Semua aliran ini memiliki satu hal yang sama, yakni pendekatan yang sepenuhnya idealis terhadap matematika. Satu-satunya perbedaan adalah bahwa para neo-Platonis adalah idealis objektif, yang berpikir bahwa matematika berasal dari pikiran Tuhan, dan yang lainnya – intuisionis, formalis dan konseptualis – percaya bahwa matematika adalah ciptaan subjektif dari pikiran manusia, yang sama sekali tidak memiliki signifikansi objektif. Inilah pemandangan menyedihkan yang disajikan oleh aliran-aliran utama matematika pada dasawarsa terakhir dari abad ke-20. Tapi ini bukan akhir dari kisah ini.

Chaos dan Kompleksitas

Di tahun-tahun terakhir, keterbatasan dari model-model matematika untuk mengekspresikan proses-proses alam yang riil telah menjadi subjek diskusi yang intensif. Persamaan diferensial, misalnya, mengekspresikan realitas sebagai sebuah kontinuum, di mana perubahan dalam ruang dan waktu terjadi secara mulus dan tanpa terputus. Tidak ada ruang di sini bagi patahan-patahan mendadak dan perubahan kualitatif. Namun di alam nyata justru ada patahan-patahan mendadak dan perubahan kualitatif. Penemuan kalkulus diferensial dan integral di abad ke-18 merupakan satu kemajuan besar. Tapi model matematika yang paling maju sekalipun hanyalah merupakan sebuah aproksimasi kasar terhadap realitas, yang hanya sahih dalam batas-batas tertentu. Perdebatan baru-baru ini tentang chaos dan anti-chaos telah berpusat pada wilayah-wilayah yang melibatkan patahan-patahan dalam kontinuitas, perubahan-perubahan“chaotic” yang mendadak yang tidak dapat digambarkan oleh rumus-rumus matematika klasik secara memadai.

Perbedaan antara keteraturan dan chaos berkaitan dengan hubungan yang linear dan yang non-linear. Hubungan yang linear adalah hubungan yang mudah digambarkan secara matematika: ia dapat dinyatakan dalam satu atau lain bentuk sebagai garis lurus dalam sebuah grafik. Matematikanya mungkin kompleks, tapi jawabannya dapat dihitung dan dapat diprediksi. Hubungan yang non-linear, adalah hubungan yang tidak dapat dengan mudah diselesaikan secara matematika. Tidak ada garis lurus yang dapat menggambarkannya. Hubungan non-linear dalam sejarahnya memang sulit atau bahkan mustahil diselesaikan dan mereka sering diabaikan begitu saja sebagai kesalahan eksperimental. Merujuk pada eksperimen yang terkenal dengan pendulum, James Gleick menulis bahwa keteraturan yang dilihat oleh Galileo hanyalah satu aproksimasi. Perubahan sudut dari pergerakan benda yang berayun menghasilkan satu non-linearitas kecil dalam persamaannya. Pada amplitudo kecil, kesalahan ini hampir-hampir tidak kelihatan. Tapi ia ada di sana. Untuk mendapatkan hasil yang mulus, Galileo harus mengabaikan non-linearitas yang ia ketahui terdiri dari gesekan dan resistensi udara.

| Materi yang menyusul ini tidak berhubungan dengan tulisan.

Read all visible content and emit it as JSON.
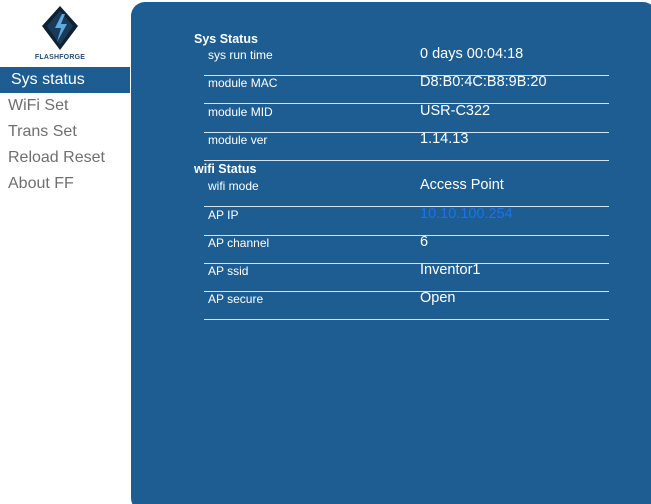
{
  "brand": {
    "logo_text": "FLASHFORGE",
    "colors": {
      "panel": "#1d5d92",
      "active_nav": "#1d5d92",
      "nav_text": "#6f6f6f",
      "link": "#1a73e8"
    }
  },
  "sidebar": {
    "items": [
      {
        "label": "Sys status"
      },
      {
        "label": "WiFi Set"
      },
      {
        "label": "Trans Set"
      },
      {
        "label": "Reload Reset"
      },
      {
        "label": "About FF"
      }
    ]
  },
  "sys_status": {
    "title": "Sys Status",
    "rows": [
      {
        "label": "sys run time",
        "value": "0 days 00:04:18"
      },
      {
        "label": "module MAC",
        "value": "D8:B0:4C:B8:9B:20"
      },
      {
        "label": "module MID",
        "value": "USR-C322"
      },
      {
        "label": "module ver",
        "value": "1.14.13"
      }
    ]
  },
  "wifi_status": {
    "title": "wifi Status",
    "rows": [
      {
        "label": "wifi mode",
        "value": "Access Point"
      },
      {
        "label": "AP IP",
        "value": "10.10.100.254"
      },
      {
        "label": "AP channel",
        "value": "6"
      },
      {
        "label": "AP ssid",
        "value": "Inventor1"
      },
      {
        "label": "AP secure",
        "value": "Open"
      }
    ]
  }
}
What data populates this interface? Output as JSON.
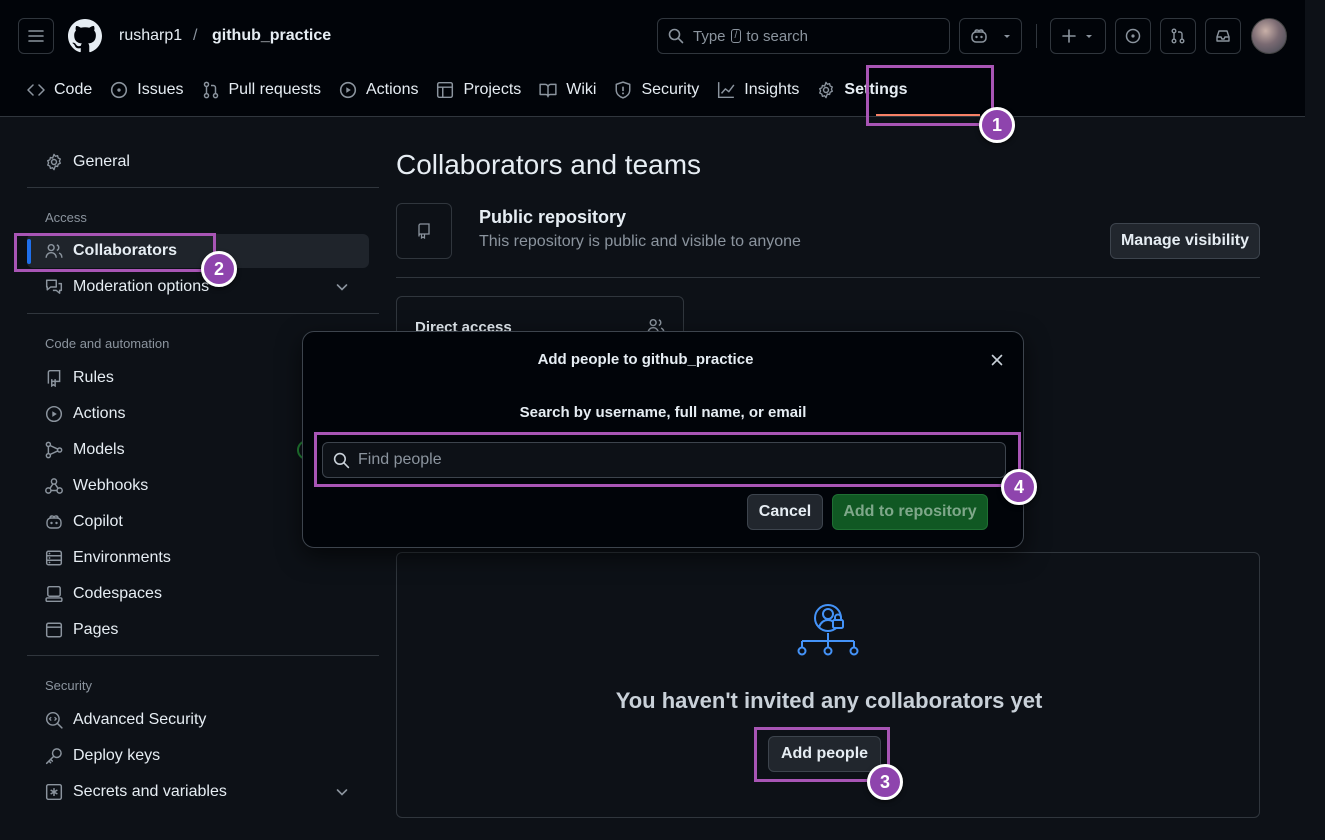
{
  "header": {
    "owner": "rusharp1",
    "separator": "/",
    "repo": "github_practice",
    "search_prefix": "Type",
    "search_key": "/",
    "search_suffix": "to search"
  },
  "tabs": [
    {
      "label": "Code",
      "icon": "code-icon"
    },
    {
      "label": "Issues",
      "icon": "issue-icon"
    },
    {
      "label": "Pull requests",
      "icon": "pull-request-icon"
    },
    {
      "label": "Actions",
      "icon": "play-icon"
    },
    {
      "label": "Projects",
      "icon": "table-icon"
    },
    {
      "label": "Wiki",
      "icon": "book-icon"
    },
    {
      "label": "Security",
      "icon": "shield-icon"
    },
    {
      "label": "Insights",
      "icon": "graph-icon"
    },
    {
      "label": "Settings",
      "icon": "gear-icon",
      "active": true
    }
  ],
  "sidebar": {
    "general": "General",
    "access_heading": "Access",
    "collaborators": "Collaborators",
    "moderation": "Moderation options",
    "code_heading": "Code and automation",
    "rules": "Rules",
    "actions": "Actions",
    "models": "Models",
    "webhooks": "Webhooks",
    "copilot": "Copilot",
    "environments": "Environments",
    "codespaces": "Codespaces",
    "pages": "Pages",
    "security_heading": "Security",
    "advanced_security": "Advanced Security",
    "deploy_keys": "Deploy keys",
    "secrets": "Secrets and variables"
  },
  "main": {
    "title": "Collaborators and teams",
    "public_title": "Public repository",
    "public_desc": "This repository is public and visible to anyone",
    "manage_visibility": "Manage visibility",
    "direct_access": "Direct access",
    "empty_text": "You haven't invited any collaborators yet",
    "add_people": "Add people"
  },
  "modal": {
    "title": "Add people to github_practice",
    "label": "Search by username, full name, or email",
    "placeholder": "Find people",
    "cancel": "Cancel",
    "add": "Add to repository"
  },
  "annotations": {
    "step1": "1",
    "step2": "2",
    "step3": "3",
    "step4": "4",
    "highlight_color": "#a855b5",
    "badge_color": "#8e44ad"
  },
  "colors": {
    "background": "#0d1117",
    "header": "#010409",
    "accent_tab": "#f78166",
    "active_bar": "#1f6feb",
    "primary_button": "#105823"
  }
}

Kebanyakan mekanika klasik dibangun seputar hubungan-hubungan linear yang diabstraksi dari kehidupan riil sebagai hukum-hukum ilmiah. Karena dunia riil diatur oleh hubungan-hubungan yang non-linear, hukum-hukum ini sering kali tidak lebih dari sekedar aproksimasi yang terus dikembangkan melalui penemuan hukum-hukum “baru”. Hukum-hukum ini adalah model-model matematika, konstruksi-konstruksi teoritik, yang satu-satunya pembenarannya terletak pada pemahaman yang mereka berikan dan kegunaan mereka dalam mengendalikan kekuatan-kekuatan alam. Dalam 20 tahun terakhir revolusi dalam teknologi komputer telah mengubah situasi dengan memungkinkan pengerjaan matematika non-linear. Karena alasan inilah kini telah dimungkinkan, di beberapa fakultas dan lembaga riset yang terpisah, bagi para ahli matematika dan ilmuwan lain untuk menghitung sistem “chaotic” yang tidak dapat dihitung di masa lalu.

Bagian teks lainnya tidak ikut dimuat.